Leksell Gamma Knife Icon image courtesy of Elekta
February 25, 2016 — While two advanced radiosurgery approaches — Gamma Knife and RapidArc — offer different strengths, they are equally effective at eradicating cancer in the brain, say researchers at Sidney Kimmel Cancer Center, Philadelphia.
Their study, published online January 25 in Frontiers in Oncology, compared the two different devices in brain radiosurgery. Six patients, each with three or four brain metastases, were studied.
The Gamma Knife was slightly more effective than RapidArc at focusing the beam of radiation, thus limiting spread to normal tissue, and RapidArc offered much quicker treatment compared to the Gamma Knife, researchers said. Gamma Knife treatment usually take 60-100 minutes, about 3-5 times longer than RapidArc, they said.
“In the end, using one or the other doesn’t make a significant clinical difference and that is important to know because physicians and patients now know they have a choice of treatments,” said the study’s senior author, associate professor Wenyin Shi, M.D., Ph.D., co-director of the Jefferson Brain Tumor Program.
Understanding the benefits of advanced radiosurgery technology is essential because there has been, and will continue to be, an increase in cases of brain metastases — tumors that spread to the brain from cancer somewhere else in the body, said co-author Adam Dicker, M.D., Ph.D., chair and professor of radiation oncology, pharmacology and experimental therapeutics at the Sidney Kimmel Medical College at Thomas Jefferson University.

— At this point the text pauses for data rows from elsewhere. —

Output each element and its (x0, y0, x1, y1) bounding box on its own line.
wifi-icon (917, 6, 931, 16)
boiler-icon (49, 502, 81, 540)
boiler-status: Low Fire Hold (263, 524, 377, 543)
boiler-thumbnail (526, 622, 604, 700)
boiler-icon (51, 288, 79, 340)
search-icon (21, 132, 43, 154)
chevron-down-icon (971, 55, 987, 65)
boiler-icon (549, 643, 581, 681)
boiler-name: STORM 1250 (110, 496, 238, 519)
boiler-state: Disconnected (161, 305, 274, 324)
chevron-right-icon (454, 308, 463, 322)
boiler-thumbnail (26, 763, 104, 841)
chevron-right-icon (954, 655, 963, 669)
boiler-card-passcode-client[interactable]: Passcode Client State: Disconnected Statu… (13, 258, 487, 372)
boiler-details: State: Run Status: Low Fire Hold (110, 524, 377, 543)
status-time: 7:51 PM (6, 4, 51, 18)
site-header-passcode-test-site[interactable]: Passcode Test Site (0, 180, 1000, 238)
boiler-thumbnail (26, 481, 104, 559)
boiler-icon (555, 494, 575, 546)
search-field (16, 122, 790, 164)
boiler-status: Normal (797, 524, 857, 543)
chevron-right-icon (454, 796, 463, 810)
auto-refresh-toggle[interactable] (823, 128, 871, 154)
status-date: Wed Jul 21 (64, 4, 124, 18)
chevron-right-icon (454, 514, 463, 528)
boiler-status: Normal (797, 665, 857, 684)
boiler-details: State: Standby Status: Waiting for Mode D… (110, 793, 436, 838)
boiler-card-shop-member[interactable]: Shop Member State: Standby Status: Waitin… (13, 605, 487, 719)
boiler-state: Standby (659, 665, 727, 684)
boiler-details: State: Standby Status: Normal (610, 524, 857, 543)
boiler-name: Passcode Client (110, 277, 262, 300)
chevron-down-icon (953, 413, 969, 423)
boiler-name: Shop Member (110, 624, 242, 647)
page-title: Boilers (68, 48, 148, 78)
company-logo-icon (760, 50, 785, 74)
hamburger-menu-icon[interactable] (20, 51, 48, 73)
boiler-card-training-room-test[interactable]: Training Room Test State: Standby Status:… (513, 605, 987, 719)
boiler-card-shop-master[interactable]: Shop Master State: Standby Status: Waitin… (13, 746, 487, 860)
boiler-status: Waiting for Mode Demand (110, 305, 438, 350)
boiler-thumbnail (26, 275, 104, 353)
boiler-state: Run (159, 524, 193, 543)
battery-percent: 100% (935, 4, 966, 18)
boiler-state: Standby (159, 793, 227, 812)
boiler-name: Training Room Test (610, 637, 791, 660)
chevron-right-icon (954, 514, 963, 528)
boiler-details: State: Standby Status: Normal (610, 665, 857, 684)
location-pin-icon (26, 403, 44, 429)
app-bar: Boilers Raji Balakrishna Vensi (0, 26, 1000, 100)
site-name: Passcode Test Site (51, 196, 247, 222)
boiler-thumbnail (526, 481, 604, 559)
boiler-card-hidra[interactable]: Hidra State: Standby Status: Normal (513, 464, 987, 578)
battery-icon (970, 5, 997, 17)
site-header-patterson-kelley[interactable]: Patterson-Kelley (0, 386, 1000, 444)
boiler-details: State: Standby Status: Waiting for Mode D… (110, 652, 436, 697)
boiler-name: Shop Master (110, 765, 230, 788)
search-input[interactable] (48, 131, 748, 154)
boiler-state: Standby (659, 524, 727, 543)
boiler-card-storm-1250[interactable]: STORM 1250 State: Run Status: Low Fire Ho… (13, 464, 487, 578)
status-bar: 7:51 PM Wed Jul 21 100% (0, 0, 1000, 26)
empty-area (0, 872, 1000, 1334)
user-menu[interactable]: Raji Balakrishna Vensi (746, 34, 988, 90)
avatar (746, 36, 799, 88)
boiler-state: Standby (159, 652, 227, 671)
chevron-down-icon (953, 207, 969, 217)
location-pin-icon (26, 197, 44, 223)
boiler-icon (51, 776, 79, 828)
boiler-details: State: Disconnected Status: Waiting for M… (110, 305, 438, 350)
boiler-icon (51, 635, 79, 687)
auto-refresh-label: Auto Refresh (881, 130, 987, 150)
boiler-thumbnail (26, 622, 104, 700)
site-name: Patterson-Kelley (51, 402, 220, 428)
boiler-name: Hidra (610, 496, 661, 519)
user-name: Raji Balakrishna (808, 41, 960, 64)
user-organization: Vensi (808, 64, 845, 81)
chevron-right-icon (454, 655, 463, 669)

“As drug therapy for cancer becomes better at controlling systemic cancer, disease in the brain increases over time. The brain is a sanctuary for cancer — chemotherapies and targeted agents can’t reach the brain and the central nervous system because of the blood-brain barrier,” Dicker said. “The results are that a number of different cancers are now showing up in the brain.”
Radiosurgery delivers a focused dose of radiation on tumors in order to shrink or kill the cancer, while sparing normal brain tissue. The Gamma Knife, invented in Sweden, features a circular array of 201 beams of gamma radiation that meet at a single point. The downside of the treatment, which is very accurate, is that patients wear a helmet that is fixed to the skull, Shi said. The procedure can also take a long time, he said.
RapidArc radiation is a type of linear accelerator that emits high-energy X-rays (also known as photons). Very small beams with varying intensities are aimed at a tumor and then rotated around the patient. This results in attacking the target in a complete three-dimensional manner. A single treatment can take as little as 10-15 minutes.
Study co-authors include Haisong Liu, Ph.D.; David W. Andrews, M.D.; James J. Evans, M.D.; Maria Werner-Wasik, M.D.; and Yan Yu, Ph.D., MBA, from Thomas Jefferson University.
The study was funded by Sidney Kimmel Cancer Center and Varian Medical.